CHICAGO (WLS) -- Some of Chicago's Catholic schools will be going to remote learning, according to the Archdiocese.
The Archdiocese has not released details yet but says a new survey of parents, teachers, and administrators shows that 80% of schools want to stay in-person while the other 20% do not.
Those that don't want to stay in the classroom will move to remote learning sometime after Thanksgiving.
The Archdiocese reassures that there have been very few COVID-19 cases in its schools.

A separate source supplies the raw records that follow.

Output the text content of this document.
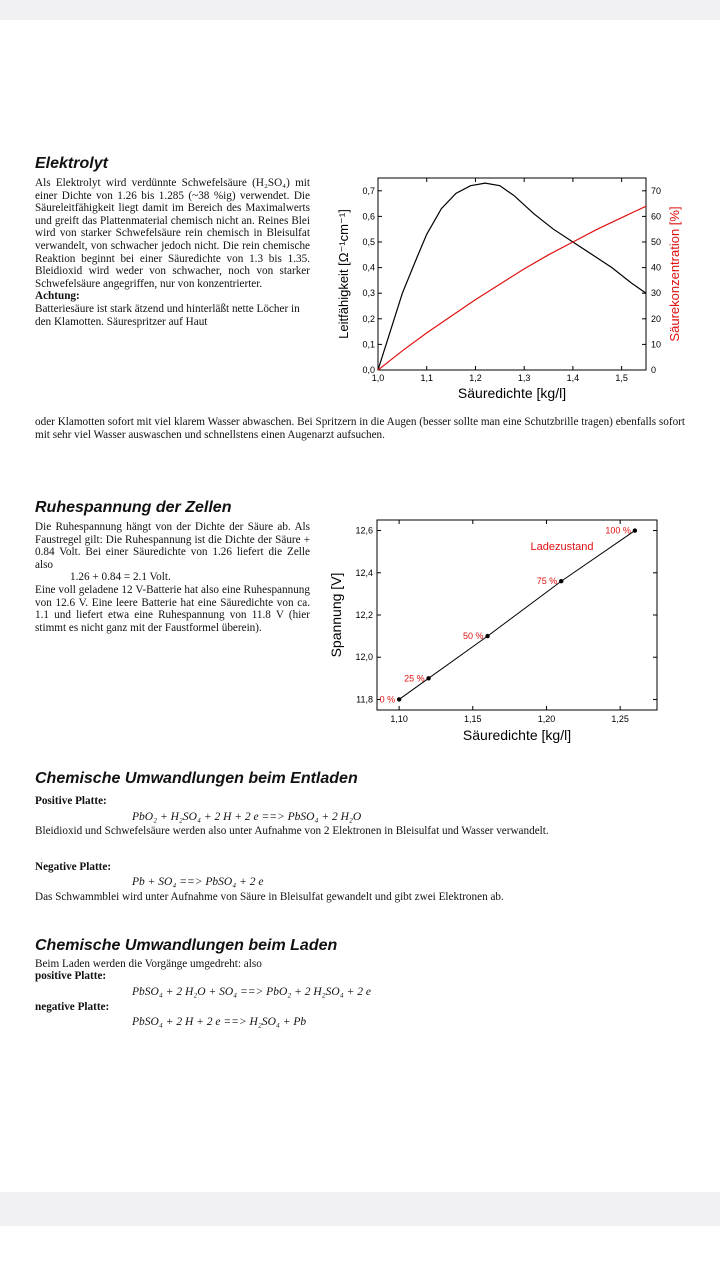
Elektrolyt

Als Elektrolyt wird verdünnte Schwefelsäure (H₂SO₄) mit einer Dichte von 1.26 bis 1.285 (~38 %ig) verwendet. Die Säureleitfähigkeit liegt damit im Bereich des Maximalwerts und greift das Plattenmaterial chemisch nicht an. Reines Blei wird von starker Schwefelsäure rein chemisch in Bleisulfat verwandelt, von schwacher jedoch nicht. Die rein chemische Reaktion beginnt bei einer Säuredichte von 1.3 bis 1.35. Bleidioxid wird weder von schwacher, noch von starker Schwefelsäure angegriffen, nur von konzentrierter.

Achtung:

Batteriesäure ist stark ätzend und hinterläßt nette Löcher in den Klamotten. Säurespritzer auf Haut

oder Klamotten sofort mit viel klarem Wasser abwaschen. Bei Spritzern in die Augen (besser sollte man eine Schutzbrille tragen) ebenfalls sofort mit sehr viel Wasser auswaschen und schnellstens einen Augenarzt aufsuchen.
1,0	1,1	1,2	1,3	1,4	1,5
0,0
0,1
0,2
0,3
0,4
0,5
0,6
0,7
0
10
20
30
40
50
60
70
Säuredichte [kg/l]
Leitfähigkeit [Ω⁻¹cm⁻¹]	Säurekonzentration [%]
Ruhespannung der Zellen

Die Ruhespannung hängt von der Dichte der Säure ab. Als Faustregel gilt: Die Ruhespannung ist die Dichte der Säure + 0.84 Volt. Bei einer Säuredichte von 1.26 liefert die Zelle also

1.26 + 0.84 = 2.1 Volt.

Eine voll geladene 12 V-Batterie hat also eine Ruhespannung von 12.6 V. Eine leere Batterie hat eine Säuredichte von ca. 1.1 und liefert etwa eine Ruhespannung von 11.8 V (hier stimmt es nicht ganz mit der Faustformel überein).

1,10	1,15	1,20	1,25
11,8
12,0
12,2
12,4
12,6
0 %
25 %
50 %
75 %
100 %
Ladezustand
Säuredichte [kg/l]
Spannung [V]
Chemische Umwandlungen beim Entladen
Positive Platte:
PbO₂ + H₂SO₄ + 2 H + 2 e ==> PbSO₄ + 2 H₂O
Bleidioxid und Schwefelsäure werden also unter Aufnahme von 2 Elektronen in Bleisulfat und Wasser verwandelt.
Negative Platte:
Pb + SO₄ ==> PbSO₄ + 2 e
Das Schwammblei wird unter Aufnahme von Säure in Bleisulfat gewandelt und gibt zwei Elektronen ab.
Chemische Umwandlungen beim Laden
Beim Laden werden die Vorgänge umgedreht: also
positive Platte:
PbSO₄ + 2 H₂O + SO₄ ==> PbO₂ + 2 H₂SO₄ + 2 e
negative Platte:
PbSO₄ + 2 H + 2 e ==> H₂SO₄ + Pb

FULL LETTER FROM ARCHDIOCESE:
"Our Catholic school teachers and principals continue to do an outstanding job of providing in-person instruction during these unprecedented challenges. We have had fewer than 10 possible cases of secondary spread of the COVID-19 virus in our schools, and we remain extremely confident in our health and safety protocols.
However, in light of the recent rise in the general infection rate, and the warnings about travel during the holidays, the Office of Catholic Schools and the Archdiocese COVID Task Force, surveyed parents, principals and other school employees early last week to gauge their comfort with in-person learning in December. In 80 percent of schools, there was strong support to stay the course of providing in-person and remote learning options. On Friday, we notified the other 20 percent of schools that we would work with them on any need for alternate plans, which may include moving to remote learning for some or all of the period between Thanksgiving and Christmas. It's too soon to say which schools will be switching to remote learning.
This flexible approach takes into account the varying infection rates in different neighborhoods and communities throughout the archdiocese. We have always said that we will respond to the continued evolution of the pandemic and continue working with local health departments to keep the safety and wellbeing of our students and employees our top priority."